Avrebbe potuto tornare in Italia, dalla sua famiglia. Ma Federico Tosca, piacentino di Castel San Giovanni e trent’anni appena compiuti, ha scelto di restare giù. Quel “giù” è l’Uganda, dove il ragazzo vive e lavora dallo scorso ottobre per Africa Mission Cooperazione e Sviluppo. La stessa Uganda che oggi conta 54 casi di coronavirus e ben poche strutture ospedaliere, quasi nessuna in grado di fronteggiare una possibile emergenza: qualche giorno fa il Paese è stato letteralmente “blindato” con una serie di normative emanate dal presidente Museveni. Federico si trova oggi nel Centro di Moroto, nella poverissima regione del Karamoja: partito inizialmente come volontario, poi entrato di fatto nell’organico del Movimento, ha deciso di rimanere in Africa. Con un po’ di preoccupazione per la situazione italiana ma nessun dubbio sul tornare o meno nel Piacentino.
Federico, perché hai scelto di restare in Uganda?
“È stata una decisione meditata insieme agli altri: al Centro di Moroto attualmente siamo in sette di cui quattro italiani. Personalmente sono stato subito sicuro di rimanere perché come gli altrui mi sento protetto da un’organizzazione che da sempre mette la massima attenzione su tutto. E anche ora non è da meno. Poi con gli altri ragazzi si sono costruiti dei rapporti solidi, è come essere in una specie di famiglia: ci siamo confrontati e abbiamo scelto di restare, Ci teniamo costantemente informati su quanto accade in Italia e sentiamo le nostre famiglie”.
La tua famiglia come ha preso la decisione di restare in Uganda?
“Diciamo che adesso è più tranquilla. Mi è rimasta in testa una frase di mio padre: “Questa è una cosa che in Uganda non potete immaginare” mi ha detto qualche giorno fa e in effetti ha ragione. Qui probabilmente non c’è una reale percezione di quanto stia accadendo in Italia, forse anche perché sono state prese delle misure di restrizione molto forti già da qualche giorno. Le parole di mio papà mi hanno fatto preoccupare e mi sembrava strano anzi che la mia famiglia temesse per me”.
Come è la situazione in Uganda e soprattutto a Moroto ora?

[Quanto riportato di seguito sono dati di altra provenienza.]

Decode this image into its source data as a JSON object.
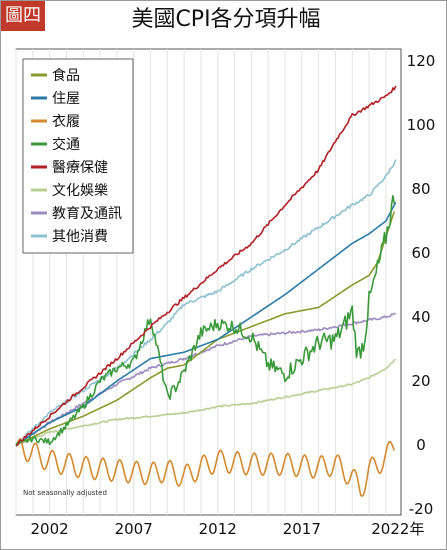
{
  "badge": "圖四",
  "chart_data": {
    "type": "line",
    "title": "美國CPI各分項升幅",
    "note": "Not seasonally adjusted",
    "xlim": [
      2000,
      2022.9
    ],
    "ylim": [
      -20,
      120
    ],
    "x_ticks": [
      2002,
      2007,
      2012,
      2017
    ],
    "x_last_tick": {
      "value": 2022,
      "label": "2022年"
    },
    "y_ticks": [
      -20,
      0,
      20,
      40,
      60,
      80,
      100,
      120
    ],
    "legend_position": "top-left",
    "grid": {
      "vertical": true,
      "horizontal": false
    },
    "series": [
      {
        "name": "食品",
        "color": "#8a9a2c",
        "style": "smooth",
        "points": [
          [
            2000,
            0
          ],
          [
            2002,
            5
          ],
          [
            2004,
            9
          ],
          [
            2006,
            14
          ],
          [
            2008,
            21
          ],
          [
            2009,
            24
          ],
          [
            2010,
            25
          ],
          [
            2011,
            29
          ],
          [
            2012,
            33
          ],
          [
            2014,
            37
          ],
          [
            2016,
            41
          ],
          [
            2018,
            43
          ],
          [
            2020,
            50
          ],
          [
            2021,
            53
          ],
          [
            2021.5,
            57
          ],
          [
            2022,
            65
          ],
          [
            2022.5,
            73
          ]
        ]
      },
      {
        "name": "住屋",
        "color": "#2b7ba6",
        "style": "smooth",
        "points": [
          [
            2000,
            0
          ],
          [
            2002,
            7
          ],
          [
            2004,
            12
          ],
          [
            2006,
            20
          ],
          [
            2008,
            27
          ],
          [
            2010,
            29
          ],
          [
            2012,
            33
          ],
          [
            2014,
            40
          ],
          [
            2016,
            47
          ],
          [
            2018,
            55
          ],
          [
            2020,
            63
          ],
          [
            2021,
            66
          ],
          [
            2022,
            70
          ],
          [
            2022.6,
            76
          ]
        ]
      },
      {
        "name": "衣履",
        "color": "#d48a2e",
        "style": "seasonal",
        "amp": 3.5,
        "points": [
          [
            2000,
            0
          ],
          [
            2002,
            -5
          ],
          [
            2004,
            -7
          ],
          [
            2006,
            -8
          ],
          [
            2008,
            -9
          ],
          [
            2009,
            -8
          ],
          [
            2010,
            -10
          ],
          [
            2011,
            -7
          ],
          [
            2012,
            -5
          ],
          [
            2014,
            -6
          ],
          [
            2016,
            -6
          ],
          [
            2018,
            -7
          ],
          [
            2019,
            -6
          ],
          [
            2020,
            -10
          ],
          [
            2020.5,
            -14
          ],
          [
            2021,
            -8
          ],
          [
            2022,
            -4
          ],
          [
            2022.5,
            0
          ]
        ]
      },
      {
        "name": "交通",
        "color": "#3a9a3a",
        "style": "volatile",
        "amp": 2.5,
        "points": [
          [
            2000,
            0
          ],
          [
            2001,
            2
          ],
          [
            2002,
            1
          ],
          [
            2003,
            6
          ],
          [
            2004,
            12
          ],
          [
            2005,
            20
          ],
          [
            2006,
            24
          ],
          [
            2007,
            26
          ],
          [
            2008,
            40
          ],
          [
            2008.5,
            28
          ],
          [
            2009,
            15
          ],
          [
            2009.5,
            18
          ],
          [
            2010,
            23
          ],
          [
            2011,
            35
          ],
          [
            2012,
            38
          ],
          [
            2013,
            37
          ],
          [
            2014,
            34
          ],
          [
            2015,
            25
          ],
          [
            2016,
            22
          ],
          [
            2017,
            27
          ],
          [
            2018,
            32
          ],
          [
            2019,
            33
          ],
          [
            2019.5,
            37
          ],
          [
            2020,
            42
          ],
          [
            2020.3,
            28
          ],
          [
            2020.7,
            32
          ],
          [
            2021,
            45
          ],
          [
            2021.5,
            55
          ],
          [
            2022,
            65
          ],
          [
            2022.5,
            78
          ]
        ]
      },
      {
        "name": "醫療保健",
        "color": "#b21f24",
        "style": "smooth",
        "jitter": 1,
        "points": [
          [
            2000,
            0
          ],
          [
            2002,
            9
          ],
          [
            2004,
            18
          ],
          [
            2006,
            27
          ],
          [
            2008,
            37
          ],
          [
            2010,
            46
          ],
          [
            2012,
            55
          ],
          [
            2014,
            63
          ],
          [
            2016,
            75
          ],
          [
            2018,
            86
          ],
          [
            2019,
            95
          ],
          [
            2020,
            103
          ],
          [
            2021,
            106
          ],
          [
            2022,
            109
          ],
          [
            2022.6,
            112
          ]
        ]
      },
      {
        "name": "文化娛樂",
        "color": "#b7cf8f",
        "style": "smooth",
        "jitter": 0.5,
        "points": [
          [
            2000,
            0
          ],
          [
            2002,
            4
          ],
          [
            2004,
            6
          ],
          [
            2006,
            8
          ],
          [
            2008,
            9
          ],
          [
            2010,
            10
          ],
          [
            2012,
            12
          ],
          [
            2014,
            13
          ],
          [
            2016,
            15
          ],
          [
            2018,
            17
          ],
          [
            2020,
            19
          ],
          [
            2021,
            21
          ],
          [
            2022,
            24
          ],
          [
            2022.6,
            27
          ]
        ]
      },
      {
        "name": "教育及通訊",
        "color": "#9c8ac0",
        "style": "smooth",
        "jitter": 0.8,
        "points": [
          [
            2000,
            0
          ],
          [
            2002,
            7
          ],
          [
            2004,
            13
          ],
          [
            2006,
            19
          ],
          [
            2008,
            24
          ],
          [
            2010,
            27
          ],
          [
            2012,
            31
          ],
          [
            2014,
            34
          ],
          [
            2016,
            35
          ],
          [
            2018,
            36
          ],
          [
            2020,
            38
          ],
          [
            2021,
            39
          ],
          [
            2022,
            40
          ],
          [
            2022.6,
            41
          ]
        ]
      },
      {
        "name": "其他消費",
        "color": "#8cc2d2",
        "style": "smooth",
        "jitter": 1,
        "points": [
          [
            2000,
            0
          ],
          [
            2002,
            10
          ],
          [
            2004,
            17
          ],
          [
            2006,
            24
          ],
          [
            2008,
            33
          ],
          [
            2009,
            38
          ],
          [
            2010,
            44
          ],
          [
            2012,
            48
          ],
          [
            2014,
            55
          ],
          [
            2016,
            61
          ],
          [
            2018,
            68
          ],
          [
            2020,
            75
          ],
          [
            2021,
            78
          ],
          [
            2022,
            84
          ],
          [
            2022.6,
            89
          ]
        ]
      }
    ]
  }
}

“Sono stati chiusi tutti i collegamenti con l’esterno e anche tutti i negozi che non siano alimentari. Alle sette di sera scatta il coprifuoco che viene fatto rispettare attraverso dei controlli severi”.
Come fate con le attività di Africa Mission Cooperazione e Sviluppo?
“La maggior parte dei progetti è stata temporaneamente sospesa per tutelare la sicurezza di tutti. Vengono garantiti la perforazione e il mantenimento dei pozzi perché è fondamentale che i villaggi non rimangano senza acqua. Inoltre a Moroto abbiamo avviato dei laboratori per creare del sapone e costruire delle mascherine che vengono destinate ai dipendenti e ai centri di prima assistenza medica, ma anche al carcere locale. Insieme ai salari abbiamo distribuito anche i termometri. Insomma cerchiamo di renderci utili come possiamo”.
Immagino che la vita tua e degli altri sarà cambiata in questi ultimi giorni: come passate la giornata a Moroto?
“Siamo dentro il Centro e non usciamo. Nonostante questo, ci sentiamo comunque dei privilegiati: non abbiamo problemi di cibo perché possiamo contare su un orto grande, abbiamo fatto scorte di diesel per alimentare i generatori e di acqua. Abbiamo a disposizione un’area ampia come è quella del Centro e il sostegno di una realtà strutturata come Africa Mission e del Consolato italiano. Se volessimo tornare potremmo farlo, ma per ora siamo tranquilli qui”.
Quando saresti dovuto tornare?
“Prevedevo di rientrare a Piacenza a fine giugno: chiaramente ora è tutto rinviato, ma non si sa a quando. Sicuramente per adesso resto qui anche perché se partissi poi non saprei come tornare: non è così ovvia la possibilità di viaggiare verso Uganda viste le restrizioni governative e io ora voglio restare vicino alla mia organizzazione”.